Hosting an event like this requires months of planning. This is the third year of Let’s Play Gaming Expo but the first one in Irving. Previous shows were in Plano.

“The Plano Convention Center was a great venue, but the concern was growth,” Deitering says. “We’d already maxed out the space for the most part in terms of attractions and tables, but if we experienced another doubling in size like last year, it was going to get cramped. And that’s not what we wanted. We want people to come, have a great time for the weekend and go home happy. It’s hard to have that great experience if you’re bumping up against people the whole time.”

Rise of retro

One reason Let’s Play and similar shows have shown such growth is that retro gaming is huge. Its meteoric rise began around a decade ago, thanks to a number of factors, including the popularity of such YouTube celebrities as The Angry Video Game Nerd and Pat “The NES Punk” Contri, the introduction of the Wii Shop Channel and other convenient ways to play classic games on modern consoles, and the embrace of geek culture in general.

“Nostalgia plays a big part as well,” says Darren Sulfridge, co-founder and arcade coordinator for Let’s Play. “Nostalgia is important in any collectables market, but especially so for retro gaming. Kids who were there for the earliest beginnings of console and arcade gaming are now well-established adults and have disposable income to finally pursue the games they wanted to play but couldn’t.”

There’s also fun in exploring the unknown.

“It’s a blast to experience a new game or console that I never knew about,” Sulfridge says. “With retro gaming it’s possible to have something new to play, and you can discover completely different gameplay types that you may not ever see in a modern game,” such as simple non-scrolling shooters, maze titles and climbing games.

In short, sometimes it’s fun to pick up and play a game where you don’t have to read the manual, wait for console updates or figure out what to do with 15 buttons on the controller, whether it takes you back to your childhood or not.

For Sulfridge, the Let’s Play Gaming Expo is a labor of love.

“After years of traveling all over the country attending shows like the Classic Gaming Expo in Las Vegas and the Midwest Gaming Classic in Milwaukee, it occurred to me that North Texas needed an interactive show for gamers,” he says. “When the opportunity to work with a great group of people, all with different gaming experiences, presented itself, I jumped on it. As a team, we all put in a tremendous amount of work because the end result is something fun that we want to attend. But if it were to turn a profit, none of us would be disappointed.”

Let’s Play Gaming Expo

Saturday and Sunday

Irving Convention Center at Las Colinas

500 W. Las Colinas Blvd, Irving

10 a.m.-6 p.m. each day (VIPs get in at 9 a.m. Saturday)

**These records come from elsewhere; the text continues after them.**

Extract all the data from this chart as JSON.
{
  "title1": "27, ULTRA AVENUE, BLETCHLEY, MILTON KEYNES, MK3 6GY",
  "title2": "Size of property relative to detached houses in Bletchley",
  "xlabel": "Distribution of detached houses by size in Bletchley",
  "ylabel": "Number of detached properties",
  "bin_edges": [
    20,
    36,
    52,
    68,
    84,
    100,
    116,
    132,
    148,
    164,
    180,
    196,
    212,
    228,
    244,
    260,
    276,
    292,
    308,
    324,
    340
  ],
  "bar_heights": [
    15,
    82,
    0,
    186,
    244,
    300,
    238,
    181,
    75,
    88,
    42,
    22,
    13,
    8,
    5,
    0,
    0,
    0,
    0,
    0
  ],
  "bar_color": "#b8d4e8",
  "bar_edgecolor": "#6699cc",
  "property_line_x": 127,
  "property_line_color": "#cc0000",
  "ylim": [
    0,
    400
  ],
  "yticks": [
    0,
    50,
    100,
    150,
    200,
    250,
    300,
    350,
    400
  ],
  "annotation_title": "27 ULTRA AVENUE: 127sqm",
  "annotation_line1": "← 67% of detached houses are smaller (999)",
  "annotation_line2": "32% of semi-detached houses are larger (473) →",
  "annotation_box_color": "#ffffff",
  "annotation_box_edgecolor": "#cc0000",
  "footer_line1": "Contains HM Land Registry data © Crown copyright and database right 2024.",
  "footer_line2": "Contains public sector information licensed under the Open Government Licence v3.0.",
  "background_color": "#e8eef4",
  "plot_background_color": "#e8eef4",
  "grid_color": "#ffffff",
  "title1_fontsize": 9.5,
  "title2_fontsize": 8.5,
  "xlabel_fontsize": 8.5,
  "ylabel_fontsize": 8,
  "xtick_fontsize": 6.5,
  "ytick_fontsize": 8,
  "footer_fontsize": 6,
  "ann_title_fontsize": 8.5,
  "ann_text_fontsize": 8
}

Weekend pass: $25 ($30 at the door); Saturday only: $15 ($20 at the door); Sunday only: $15 ($20 at the door); VIP $75. Midnight Friday is the deadline for purchasing advance tickets online.

Children 7 and under get in free

The Smash Bros., Tetris and Tecmo Bowl tournaments cost extra

Retropalooza in Arlington

If you can’t make it out to Let’s Play Gaming Expo, or if you go and enjoy it so much you want to do something similar in the area, check out Retropalooza this fall in Arlington. Hosted by popular YouTubers Jay and Billy, aka The Game Chasers, Retropalooza features video games galore, but also comic books, toys and other geeky goods.